Johnny Cash might be the most chronicled musician in pop music history. There are literally hundreds of biographies, authorized and unauthorized. The best, of course, is Cash by Johnny Cash. This book is not a biography of Johnny Cash. It’s the story of a record, one of the greatest records ever made.

For the uninitiated, Bitter Tears: Ballads Of The American Indians, is a full-length album of protest songs. They are all songs about the plight of the American Indian. It is a dark and passionate record, and very controversial for its time. If you buy only one Johnny Cash studio record, buy this one.

The book actually tells three stories. The first one is the story of Ira Hayes, the Pima Indian that was also a Marine, who is most famous for being featured in the classic photograph of the American flag being raised in Iwo Jima. The second story is the tale of Peter LaFarge, an American Indian folk singer that lived in Greenwich Village during the folk revival of the 1960’s. The third story involves Johnny Cash, and how his various different career choices led him to make this record.

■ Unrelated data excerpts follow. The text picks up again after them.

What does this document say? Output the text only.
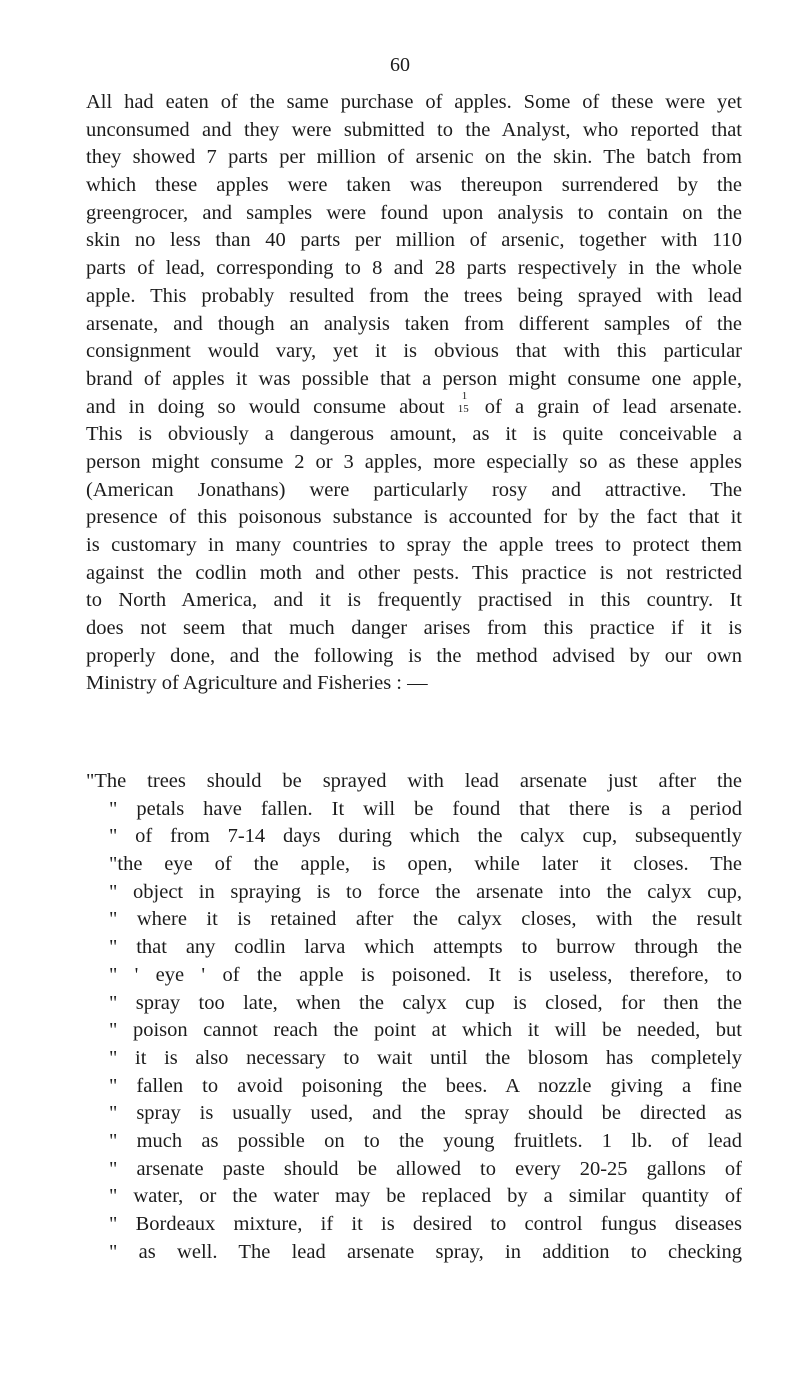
60
All had eaten of the same purchase of apples. Some of these were yet
unconsumed and they were submitted to the Analyst, who reported that
they showed 7 parts per million of arsenic on the skin. The batch from
which these apples were taken was thereupon surrendered by the
greengrocer, and samples were found upon analysis to contain on the
skin no less than 40 parts per million of arsenic, together with 110
parts of lead, corresponding to 8 and 28 parts respectively in the whole
apple. This probably resulted from the trees being sprayed with lead
arsenate, and though an analysis taken from different samples of the
consignment would vary, yet it is obvious that with this particular
brand of apples it was possible that a person might consume one apple,
and in doing so would consume about 1
15 of a grain of lead arsenate.
This is obviously a dangerous amount, as it is quite conceivable a
person might consume 2 or 3 apples, more especially so as these apples
(American Jonathans) were particularly rosy and attractive. The
presence of this poisonous substance is accounted for by the fact that it
is customary in many countries to spray the apple trees to protect them
against the codlin moth and other pests. This practice is not restricted
to North America, and it is frequently practised in this country. It
does not seem that much danger arises from this practice if it is
properly done, and the following is the method advised by our own
Ministry of Agriculture and Fisheries : —
"The trees should be sprayed with lead arsenate just after the
" petals have fallen. It will be found that there is a period
" of from 7-14 days during which the calyx cup, subsequently
"the eye of the apple, is open, while later it closes. The
" object in spraying is to force the arsenate into the calyx cup,
" where it is retained after the calyx closes, with the result
" that any codlin larva which attempts to burrow through the
" ' eye ' of the apple is poisoned. It is useless, therefore, to
" spray too late, when the calyx cup is closed, for then the
" poison cannot reach the point at which it will be needed, but
" it is also necessary to wait until the blosom has completely
" fallen to avoid poisoning the bees. A nozzle giving a fine
" spray is usually used, and the spray should be directed as
" much as possible on to the young fruitlets. 1 lb. of lead
" arsenate paste should be allowed to every 20-25 gallons of
" water, or the water may be replaced by a similar quantity of
" Bordeaux mixture, if it is desired to control fungus diseases
" as well. The lead arsenate spray, in addition to checking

The basic flow of the book very similar to that of Amy Tan’s Joy Luck Club. All three stories begin and end in different places, and the author interweaves all three lives throughout the book. Mixed in with all three stories is a brief history of the American Indian rights movement, and how it relates to all three lives in the book.

What I like most about this book is that it doesn’t retell the Johnny Cash story in the same way we’ve heard before. This is about Johnny Cash, the man that fights for what he believes in. His relationship with Peter LaFarge and his feelings about Ira Hayes are central to this book, and those are the people that you really learn about.

This is an excellent document of three figures involved in the American Indian civil rights movement, and I highly recommend it. And, please pick up a copy of Bitter Tears by Johnny Cash, as well as Peter LaFarge’s excellent As Long As The Grass Shall Grow which is available from Bear Family Records.